JERUSALEM - Pledging to "put the brakes on terror", Israel says it will exert constant military pressure on the Palestinian Authority and militant groups after a rash of deadly attacks that stunned the country.
An official statement yesterday said Prime Minister Ariel Sharon's security cabinet had approved a plan for action in response to a surge of violence that killed 21 Israelis within 24 hours and threw international peace efforts deeper into doubt.
In a sign of military steps to come, Israeli tanks and troops stormed into the Palestinian-ruled Jenin refugee camp in the West Bank, sparking heavy street fighting with local gunmen.
Palestinian witnesses said several dozen tanks and other military vehicles entered the camp from the north as troops penetrated its southern gateway. Two helicopters hovered overhead.
There was no immediate word of casualties.
Earlier, Israeli troops entered the Rafah refugee camp in the Gaza Strip, firing heavy machineguns and killing a Palestinian civilian.
Palestinian security sources said an Israeli bulldozer wrecked at least one house in the camp and the soldiers' entry drew return fire from gunmen.

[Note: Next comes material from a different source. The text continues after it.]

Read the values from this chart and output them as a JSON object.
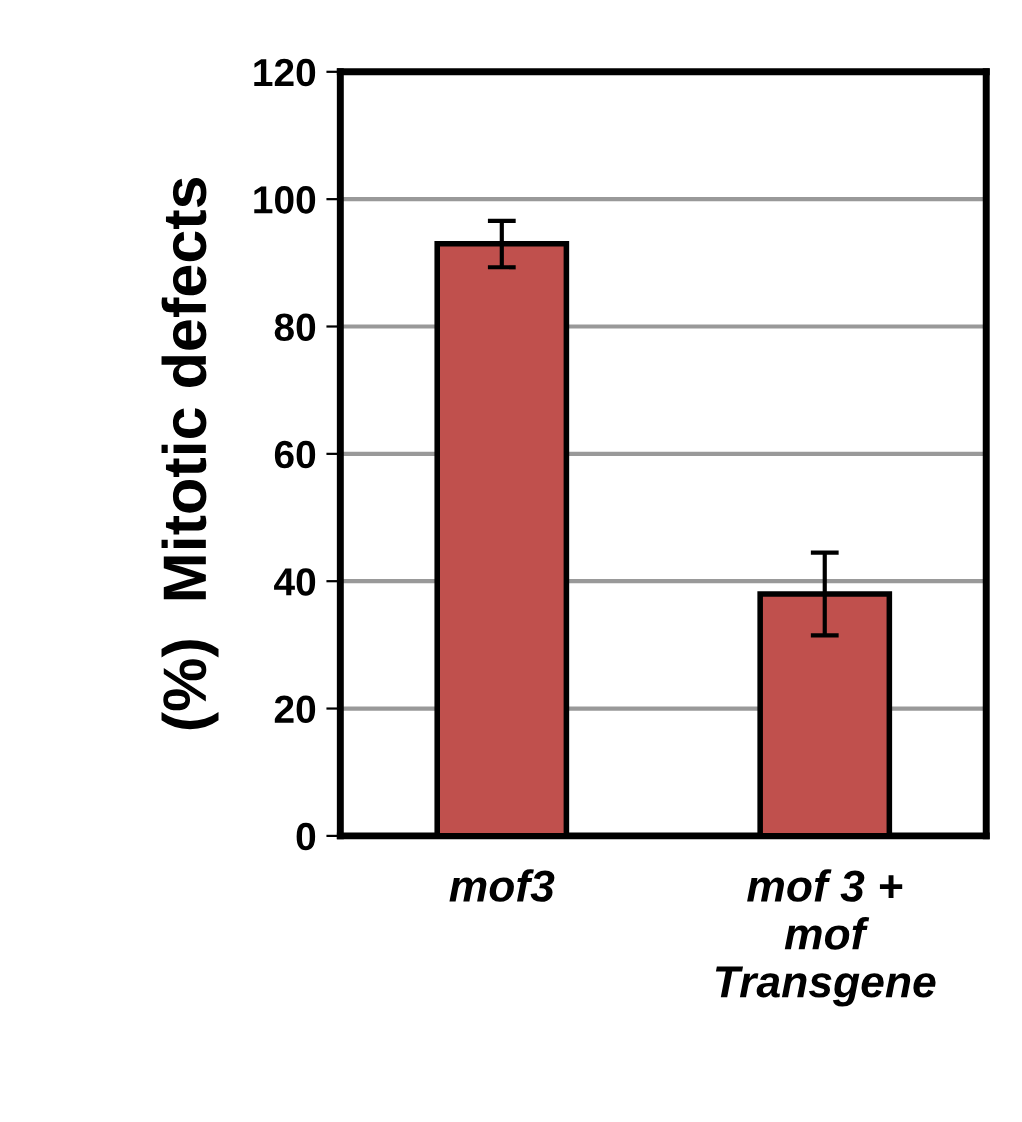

An Israeli military source said troops were engaged in a "limited operation" in Rafah.
Sharon, under mounting pressure to deliver a coherent policy to end 17 months of bloodshed, met key ministers for more than five hours to thrash out the plan of action.
No details emerged and the statement said that only that an inner security circle of ministers had been apprised of the specifics.
The statement said the plan involved putting "continuous military pressure on the Palestinian Authority and the terrorist organisations which aims to put the brakes on Palestinian terror".
On Sunday, a lone Palestinian gunman on a hill overlooking a military checkpoint in the West Bank shot dead seven Israeli soldiers and three Jewish settlers in one of the boldest attacks on an Army position since the conflict began.
Twelve hours earlier, Palestinian suicide bomber Mohammed Daraghmeh walked into a crowd in an ultra-Orthodox neighbourhood of Jerusalem at the end of the Jewish Sabbath and blew himself up, killing nine people, including five children.
The two attacks, and the killings of two more Israelis in the West Bank and Gaza Strip, made it one of the highest Israeli tolls in a single day.
All four attacks were claimed by an armed group linked to Palestinian President Yasser Arafat's Fatah movement, the Al-Aqsa Martyrs Brigades, as revenge for the killing of up to 30 Palestinians in Israeli raids on two West Bank refugee camps.
In retaliation, Israeli forces including helicopter gunships and tanks attacked Palestinian police and security targets in the West Bank, one several hundred metres from Arafat's office in Ramallah.
At least four Palestinians were killed.
Sharon has used everything from F-16 fighter jets and helicopter gunships to naval vessels and undercover squads sent to kill suspected militants to try to quell the Palestinian uprising.
Last week, in an operation that caused an international outcry, Israeli troops stormed refugee camps in the northern West Bank on a hunt for alleged gunmen and bombers. The operation wound down on Sunday.
Israeli commentators said measures that might now be taken included increasing the scope of reprisal strikes and raids.
An Israeli political source said Sharon had also proposed tightening restrictions on Arafat, confined by Israeli forces to the West Bank town of Ramallah since December.